7/12/99 - Albert continues to send locations. He is still long overdue to molt the transmitter, so who knows how long this might go on. Recent positions show him a bit to the north and west off the coast of northern Labrador. We get no dive data from this tag, but I became a bit suspicious over the weekend when we received several location fixes based on many satellite"hits" (as many as 13!). This would mean Albert would have to be at the surface for nearly the entire pass of the satellite (not the kind of behavior one generally sees). Checking the location of ice in that region it looks likely that "Albert " has found himself some ice to haul out on. This would also explain why he is not moving as quickly as he was a week ago.

(you can check on the ice conditions at http://www.cis.ec.gc.ca/home.html)

7/7/99 Strange things....Albert, the hooded seal is sending locations. After several weeks of only occasional messages and a location every week, we are now getting regular locations from his tag. This may not be as strange as it seems, as he is now far enough north that the satellites are passing over him more frequently and more likely to pick up signals (remember the satellites orbit over the poles, so the farther north the tag goes the better the coverage gets). It is odd that the tag is still attached, as we expected Albert to molt by now, but I am not complaining at this point.

Albert is continuing to move north roughly one hundred miles off of the coast of Labrador (in the Davis Strait).

5/26/99 Yes it has been a while, but I have a few bits of information about "Albert". Below are the location hits so far. We are getting about one location per week. We get a message every day or so, but most of them are "single hits" so there is no location data. So far Albert appears to have moved across the Gulf of maine, up into the Bay of Fundy, and then around Nova Scotia. This sounds like a lot of moving, but if all of his locations are correct he is moving around 25 miles per day or so. This is far slower than most of the other hooded seals we have tracked so far. Our latest location is east and north of Halifax, Nova Scotia.

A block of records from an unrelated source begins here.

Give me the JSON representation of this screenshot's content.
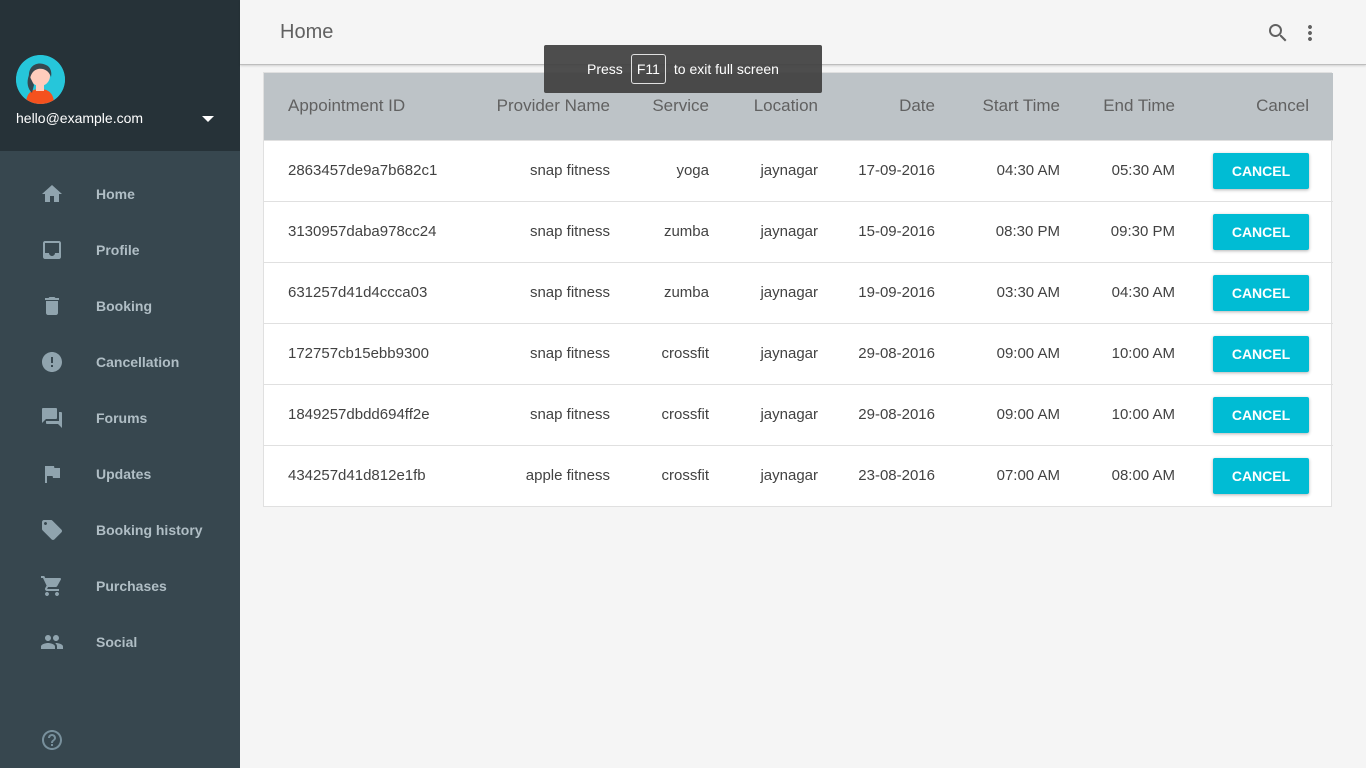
{
  "account": {
    "email": "hello@example.com"
  },
  "nav": {
    "items": [
      {
        "label": "Home",
        "icon": "home-icon"
      },
      {
        "label": "Profile",
        "icon": "inbox-icon"
      },
      {
        "label": "Booking",
        "icon": "trash-icon"
      },
      {
        "label": "Cancellation",
        "icon": "alert-icon"
      },
      {
        "label": "Forums",
        "icon": "forum-icon"
      },
      {
        "label": "Updates",
        "icon": "flag-icon"
      },
      {
        "label": "Booking history",
        "icon": "tag-icon"
      },
      {
        "label": "Purchases",
        "icon": "cart-icon"
      },
      {
        "label": "Social",
        "icon": "people-icon"
      }
    ]
  },
  "header": {
    "title": "Home"
  },
  "toast": {
    "before": "Press",
    "key": "F11",
    "after": "to exit full screen"
  },
  "table": {
    "columns": [
      "Appointment ID",
      "Provider Name",
      "Service",
      "Location",
      "Date",
      "Start Time",
      "End Time",
      "Cancel"
    ],
    "rows": [
      {
        "id": "2863457de9a7b682c1",
        "provider": "snap fitness",
        "service": "yoga",
        "location": "jaynagar",
        "date": "17-09-2016",
        "start": "04:30 AM",
        "end": "05:30 AM",
        "action": "CANCEL"
      },
      {
        "id": "3130957daba978cc24",
        "provider": "snap fitness",
        "service": "zumba",
        "location": "jaynagar",
        "date": "15-09-2016",
        "start": "08:30 PM",
        "end": "09:30 PM",
        "action": "CANCEL"
      },
      {
        "id": "631257d41d4ccca03",
        "provider": "snap fitness",
        "service": "zumba",
        "location": "jaynagar",
        "date": "19-09-2016",
        "start": "03:30 AM",
        "end": "04:30 AM",
        "action": "CANCEL"
      },
      {
        "id": "172757cb15ebb9300",
        "provider": "snap fitness",
        "service": "crossfit",
        "location": "jaynagar",
        "date": "29-08-2016",
        "start": "09:00 AM",
        "end": "10:00 AM",
        "action": "CANCEL"
      },
      {
        "id": "1849257dbdd694ff2e",
        "provider": "snap fitness",
        "service": "crossfit",
        "location": "jaynagar",
        "date": "29-08-2016",
        "start": "09:00 AM",
        "end": "10:00 AM",
        "action": "CANCEL"
      },
      {
        "id": "434257d41d812e1fb",
        "provider": "apple fitness",
        "service": "crossfit",
        "location": "jaynagar",
        "date": "23-08-2016",
        "start": "07:00 AM",
        "end": "08:00 AM",
        "action": "CANCEL"
      }
    ]
  },
  "colors": {
    "sidebar": "#37474f",
    "sidebar_header": "#263238",
    "accent": "#00bcd4",
    "table_header": "#bdc3c7"
  }
}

4/23/99 So far I am getting the occasional message, but no location from the tag. I suspect that the tag is not getting off enough signals off or the duty cycle sets the tag to send signals when the satellite coverage is poor. Oh well.

4/13/99 Well I am afraid I have nothing much to report. Since his release last week we have only gotten one location on Albert. That one from just after release. We have been getting the occasional signal from the tag, so it appears that the problem is either not enough signals being sent (this can be due to the tag not sensing that it is "dry" at the surface to send a signal, or the position of the seal such that the tag is not clearing the water high enough) or not enough signals are getting to the satellite (thin might be due to the fact that the tag is only "on" eight hours out of the day and may be signaling when there is rotten satellite coverage, or a problem with the tag getting a "clean" signal off...i.e. rough sea state blocking transmissions. My thought right now is the former, but we will have to see what happens from here. We have been getting single signal messages, so at least we know the tag is out there somewhere, and it is unlikely that he has hauled out (otherwise we would probably get a bunch of signals). So, stay tuned, we can only wait right now.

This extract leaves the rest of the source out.